Not true. If you are running away, then you are not a physical threat, and they should not shoot you.

Real life is not the same as movies and TV…

My sister ran from the cops. I think she was about 14 at the time. Nothing super huge–she and her friend had tried to split a beer while hiding in a park, and an off-duty police officer spotted them. They took off, got caught, and my mom had to pick her up at the police station.

Eventually, my sister just got some…youth service thingie. But when we went to pick her up at the police station, I said, “I’m not mad that you ran from the police. I’m mad that you ran from a police car down the street, and not between the houses.”

I mean, seriously, if you’re going to do something amazingly dumb, at least be smart about it.

Is SCOTUS like real life?
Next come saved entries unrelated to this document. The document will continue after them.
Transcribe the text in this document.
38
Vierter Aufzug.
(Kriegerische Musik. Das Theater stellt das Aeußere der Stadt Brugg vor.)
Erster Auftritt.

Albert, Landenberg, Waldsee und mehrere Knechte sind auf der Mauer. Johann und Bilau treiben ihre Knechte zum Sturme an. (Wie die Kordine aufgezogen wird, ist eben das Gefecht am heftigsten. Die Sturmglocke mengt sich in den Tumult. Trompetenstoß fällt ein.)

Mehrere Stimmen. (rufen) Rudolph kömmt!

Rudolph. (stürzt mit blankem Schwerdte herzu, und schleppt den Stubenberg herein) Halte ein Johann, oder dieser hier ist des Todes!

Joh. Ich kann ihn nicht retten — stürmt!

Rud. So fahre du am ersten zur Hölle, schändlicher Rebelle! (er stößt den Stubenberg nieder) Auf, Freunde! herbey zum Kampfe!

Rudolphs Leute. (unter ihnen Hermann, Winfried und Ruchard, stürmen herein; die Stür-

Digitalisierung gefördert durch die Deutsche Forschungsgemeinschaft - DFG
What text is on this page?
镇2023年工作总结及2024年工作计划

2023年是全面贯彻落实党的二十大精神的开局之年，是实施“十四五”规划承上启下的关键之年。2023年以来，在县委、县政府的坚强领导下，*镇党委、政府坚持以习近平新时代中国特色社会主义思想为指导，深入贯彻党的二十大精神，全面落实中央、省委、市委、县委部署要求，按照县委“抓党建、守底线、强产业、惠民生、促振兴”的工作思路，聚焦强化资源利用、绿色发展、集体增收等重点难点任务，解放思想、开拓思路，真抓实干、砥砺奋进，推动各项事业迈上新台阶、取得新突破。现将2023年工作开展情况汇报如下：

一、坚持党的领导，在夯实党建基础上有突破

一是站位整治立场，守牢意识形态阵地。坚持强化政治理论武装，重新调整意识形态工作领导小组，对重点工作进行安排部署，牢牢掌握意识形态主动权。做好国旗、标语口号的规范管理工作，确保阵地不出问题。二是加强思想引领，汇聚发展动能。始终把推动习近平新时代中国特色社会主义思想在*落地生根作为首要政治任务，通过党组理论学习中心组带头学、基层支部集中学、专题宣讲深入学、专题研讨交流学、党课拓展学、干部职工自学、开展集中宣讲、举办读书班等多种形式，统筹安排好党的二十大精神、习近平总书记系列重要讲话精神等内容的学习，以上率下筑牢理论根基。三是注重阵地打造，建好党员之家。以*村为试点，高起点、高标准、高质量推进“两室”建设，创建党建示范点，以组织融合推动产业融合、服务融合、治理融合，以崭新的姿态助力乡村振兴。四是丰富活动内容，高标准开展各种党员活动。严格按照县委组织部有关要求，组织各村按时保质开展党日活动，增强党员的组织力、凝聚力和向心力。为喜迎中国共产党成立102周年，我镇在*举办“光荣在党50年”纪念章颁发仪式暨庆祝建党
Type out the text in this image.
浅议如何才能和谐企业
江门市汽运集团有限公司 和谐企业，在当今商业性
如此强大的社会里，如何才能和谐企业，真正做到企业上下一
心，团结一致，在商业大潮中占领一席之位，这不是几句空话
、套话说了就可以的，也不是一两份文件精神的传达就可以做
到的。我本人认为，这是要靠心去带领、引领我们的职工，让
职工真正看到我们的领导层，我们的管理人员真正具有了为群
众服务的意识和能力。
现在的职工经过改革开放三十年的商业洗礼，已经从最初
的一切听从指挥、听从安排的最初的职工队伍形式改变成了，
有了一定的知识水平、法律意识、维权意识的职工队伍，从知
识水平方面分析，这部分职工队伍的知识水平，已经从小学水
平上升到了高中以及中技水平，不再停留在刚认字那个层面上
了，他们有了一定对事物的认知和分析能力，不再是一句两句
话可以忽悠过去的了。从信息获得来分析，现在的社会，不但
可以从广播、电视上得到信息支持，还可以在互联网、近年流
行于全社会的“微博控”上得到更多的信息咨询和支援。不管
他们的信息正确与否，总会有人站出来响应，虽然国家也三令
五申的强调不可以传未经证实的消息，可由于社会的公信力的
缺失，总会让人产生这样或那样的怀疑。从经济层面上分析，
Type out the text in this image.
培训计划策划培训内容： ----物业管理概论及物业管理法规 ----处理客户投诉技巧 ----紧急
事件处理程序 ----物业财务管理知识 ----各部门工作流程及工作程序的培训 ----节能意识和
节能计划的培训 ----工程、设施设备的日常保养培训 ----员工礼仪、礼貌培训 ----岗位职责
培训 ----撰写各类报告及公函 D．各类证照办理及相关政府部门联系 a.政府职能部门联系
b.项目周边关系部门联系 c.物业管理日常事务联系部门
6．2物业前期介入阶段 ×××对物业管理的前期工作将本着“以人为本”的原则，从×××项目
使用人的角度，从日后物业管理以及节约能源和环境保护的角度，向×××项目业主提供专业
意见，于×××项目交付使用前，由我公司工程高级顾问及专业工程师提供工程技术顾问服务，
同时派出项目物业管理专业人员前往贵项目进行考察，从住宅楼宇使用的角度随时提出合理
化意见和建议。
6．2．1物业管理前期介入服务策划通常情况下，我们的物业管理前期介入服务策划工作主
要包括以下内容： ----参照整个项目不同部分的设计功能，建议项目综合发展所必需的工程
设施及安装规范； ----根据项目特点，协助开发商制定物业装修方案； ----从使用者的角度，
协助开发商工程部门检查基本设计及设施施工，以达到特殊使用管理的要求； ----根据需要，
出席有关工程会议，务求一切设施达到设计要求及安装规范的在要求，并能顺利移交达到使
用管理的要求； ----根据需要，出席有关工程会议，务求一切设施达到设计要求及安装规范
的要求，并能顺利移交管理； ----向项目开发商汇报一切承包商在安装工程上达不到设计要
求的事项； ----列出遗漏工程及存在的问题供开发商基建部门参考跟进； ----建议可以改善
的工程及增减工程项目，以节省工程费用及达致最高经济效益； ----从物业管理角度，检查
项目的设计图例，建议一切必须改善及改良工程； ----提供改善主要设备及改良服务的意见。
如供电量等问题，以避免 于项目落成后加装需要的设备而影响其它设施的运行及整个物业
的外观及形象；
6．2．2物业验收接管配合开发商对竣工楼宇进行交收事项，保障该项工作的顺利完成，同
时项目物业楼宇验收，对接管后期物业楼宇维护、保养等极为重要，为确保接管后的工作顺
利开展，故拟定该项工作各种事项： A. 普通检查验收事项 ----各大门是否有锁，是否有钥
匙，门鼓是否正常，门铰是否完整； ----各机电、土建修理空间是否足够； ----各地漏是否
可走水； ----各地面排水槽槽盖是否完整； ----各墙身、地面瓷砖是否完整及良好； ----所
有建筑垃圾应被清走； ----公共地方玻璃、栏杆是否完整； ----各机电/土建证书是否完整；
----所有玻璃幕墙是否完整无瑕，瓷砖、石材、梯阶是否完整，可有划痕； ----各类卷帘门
Because they, in a case about a 15-year-old unarmed robbery suspect, said it was totes cool to shoot fleeing felons.

Cite? I have a feeling you are putting your own spin on some case that isn’t really there. Rules about when shooting a fleeing suspect were solidified by the ruling in Tennessee v Garner 1985: “Law enforcement officers pursuing an unarmed suspect may use deadly force to prevent escape only if the officer has probable cause to believe that the suspect poses a significant threat of death or serious physical injury to the officer or others.” As far as I know there has been nothing to weaken that precedent.